Biological control: a promising tool for managing bridal creeper, Asparagus asparagoides (L.) Druce, in Australia

Louise MorinA,B, Michael NeaveA, Kathryn BatchelorC and Adele ReidA,B

A CSIRO Entomology, GPO Box 1700, Canberra, ACT 2601, Australia.

B Cooperative Research Centre for Australian Weed Management.

C CSIRO Entomology, Private Bag 5, PO Wembley, Western Australia 6913, Australia.

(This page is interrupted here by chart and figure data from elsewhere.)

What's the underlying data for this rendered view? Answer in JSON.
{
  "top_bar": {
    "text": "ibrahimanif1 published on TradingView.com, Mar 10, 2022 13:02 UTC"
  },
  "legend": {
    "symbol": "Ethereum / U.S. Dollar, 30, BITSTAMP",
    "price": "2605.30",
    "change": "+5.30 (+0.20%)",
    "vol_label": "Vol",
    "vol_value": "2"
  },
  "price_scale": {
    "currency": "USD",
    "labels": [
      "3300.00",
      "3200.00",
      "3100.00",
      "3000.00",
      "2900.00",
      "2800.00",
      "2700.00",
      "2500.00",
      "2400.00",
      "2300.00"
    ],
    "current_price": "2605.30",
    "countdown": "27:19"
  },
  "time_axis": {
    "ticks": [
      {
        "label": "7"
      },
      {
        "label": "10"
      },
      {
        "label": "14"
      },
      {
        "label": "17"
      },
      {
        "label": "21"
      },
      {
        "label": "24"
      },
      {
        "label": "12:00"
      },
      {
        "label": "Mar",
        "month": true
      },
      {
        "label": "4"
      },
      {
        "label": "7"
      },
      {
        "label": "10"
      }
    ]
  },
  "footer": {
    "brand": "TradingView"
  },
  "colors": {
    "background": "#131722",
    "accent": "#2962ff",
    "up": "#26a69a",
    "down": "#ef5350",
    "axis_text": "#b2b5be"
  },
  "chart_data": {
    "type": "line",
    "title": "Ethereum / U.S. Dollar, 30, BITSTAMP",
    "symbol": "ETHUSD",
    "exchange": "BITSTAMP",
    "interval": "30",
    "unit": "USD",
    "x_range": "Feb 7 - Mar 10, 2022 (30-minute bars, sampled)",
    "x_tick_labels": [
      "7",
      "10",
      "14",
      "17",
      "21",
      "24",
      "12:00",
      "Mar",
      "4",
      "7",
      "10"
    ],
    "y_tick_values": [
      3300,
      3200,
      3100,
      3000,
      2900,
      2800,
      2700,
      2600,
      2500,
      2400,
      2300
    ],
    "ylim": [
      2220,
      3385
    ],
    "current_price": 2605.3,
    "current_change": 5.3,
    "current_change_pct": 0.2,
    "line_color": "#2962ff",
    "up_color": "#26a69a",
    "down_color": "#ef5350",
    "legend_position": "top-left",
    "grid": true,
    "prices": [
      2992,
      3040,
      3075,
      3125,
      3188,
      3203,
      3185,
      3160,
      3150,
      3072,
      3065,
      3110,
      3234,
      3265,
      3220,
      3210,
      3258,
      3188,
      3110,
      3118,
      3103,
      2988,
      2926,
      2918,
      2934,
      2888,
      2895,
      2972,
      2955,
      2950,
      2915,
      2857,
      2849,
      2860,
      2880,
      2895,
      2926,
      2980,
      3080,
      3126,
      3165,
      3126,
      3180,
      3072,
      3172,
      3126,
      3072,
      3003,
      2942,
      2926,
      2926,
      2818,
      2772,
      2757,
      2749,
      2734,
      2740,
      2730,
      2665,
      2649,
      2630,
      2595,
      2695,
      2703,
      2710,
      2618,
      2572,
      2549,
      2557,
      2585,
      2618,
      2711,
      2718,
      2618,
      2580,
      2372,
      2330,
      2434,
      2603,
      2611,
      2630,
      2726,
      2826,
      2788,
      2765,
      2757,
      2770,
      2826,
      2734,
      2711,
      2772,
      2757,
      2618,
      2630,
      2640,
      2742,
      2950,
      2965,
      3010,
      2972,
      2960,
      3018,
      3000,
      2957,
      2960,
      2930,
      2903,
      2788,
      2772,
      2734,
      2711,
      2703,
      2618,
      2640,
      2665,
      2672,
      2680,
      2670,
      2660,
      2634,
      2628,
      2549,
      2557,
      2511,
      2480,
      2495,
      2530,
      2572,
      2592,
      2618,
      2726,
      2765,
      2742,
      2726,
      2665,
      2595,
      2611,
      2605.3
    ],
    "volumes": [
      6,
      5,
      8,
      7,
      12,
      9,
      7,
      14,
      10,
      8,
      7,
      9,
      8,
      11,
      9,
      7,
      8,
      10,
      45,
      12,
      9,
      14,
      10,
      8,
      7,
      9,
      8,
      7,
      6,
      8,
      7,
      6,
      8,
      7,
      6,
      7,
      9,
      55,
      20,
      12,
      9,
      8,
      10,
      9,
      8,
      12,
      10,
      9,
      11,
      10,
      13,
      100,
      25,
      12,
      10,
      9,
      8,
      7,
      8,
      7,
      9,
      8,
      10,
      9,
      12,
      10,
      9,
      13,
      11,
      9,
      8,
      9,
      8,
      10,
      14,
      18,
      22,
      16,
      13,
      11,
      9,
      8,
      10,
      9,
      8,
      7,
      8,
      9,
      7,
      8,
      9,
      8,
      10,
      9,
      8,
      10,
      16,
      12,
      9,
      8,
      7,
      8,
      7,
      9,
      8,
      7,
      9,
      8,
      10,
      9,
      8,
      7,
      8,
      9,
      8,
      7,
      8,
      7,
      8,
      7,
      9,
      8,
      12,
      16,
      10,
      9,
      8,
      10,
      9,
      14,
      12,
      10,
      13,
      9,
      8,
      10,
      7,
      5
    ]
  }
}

Three agents of South African origin have been released in Australia for the biological control of bridal creeper (Asparagus asparagoides): the leafhopper Zygina sp. in 1999, the rust fungus Puccinia myrsiphylli in 2000 and the leaf beetle Crioceris sp. in 2002. Community groups and land managers across Australia have embraced the biological control program against bridal creeper with enthusiasm and are actively involved in the large-scale redistribution of the first two agents, now released at more than 2500 locations across southern Australia. In contrast, establishment and growth of leaf beetle populations have so far been disappointing, possibly due to predation and limited availability of young shoots at time of release. Heavy attacks by the leafhopper are evident at some sites but high population levels are not necessarily sustained across years. The rust fungus is currently the most effective agent and has already demonstrated its ability to reduce populations of this invasive species, particularly in coastal areas. A major reduction in bridal creeper populations, combined with appropriate strategies to prevent invasion by other weeds, will significantly enhance the protection and restoration of key natural assets.


Plant Protection Quarterly (2006) 21 (2) 69-77.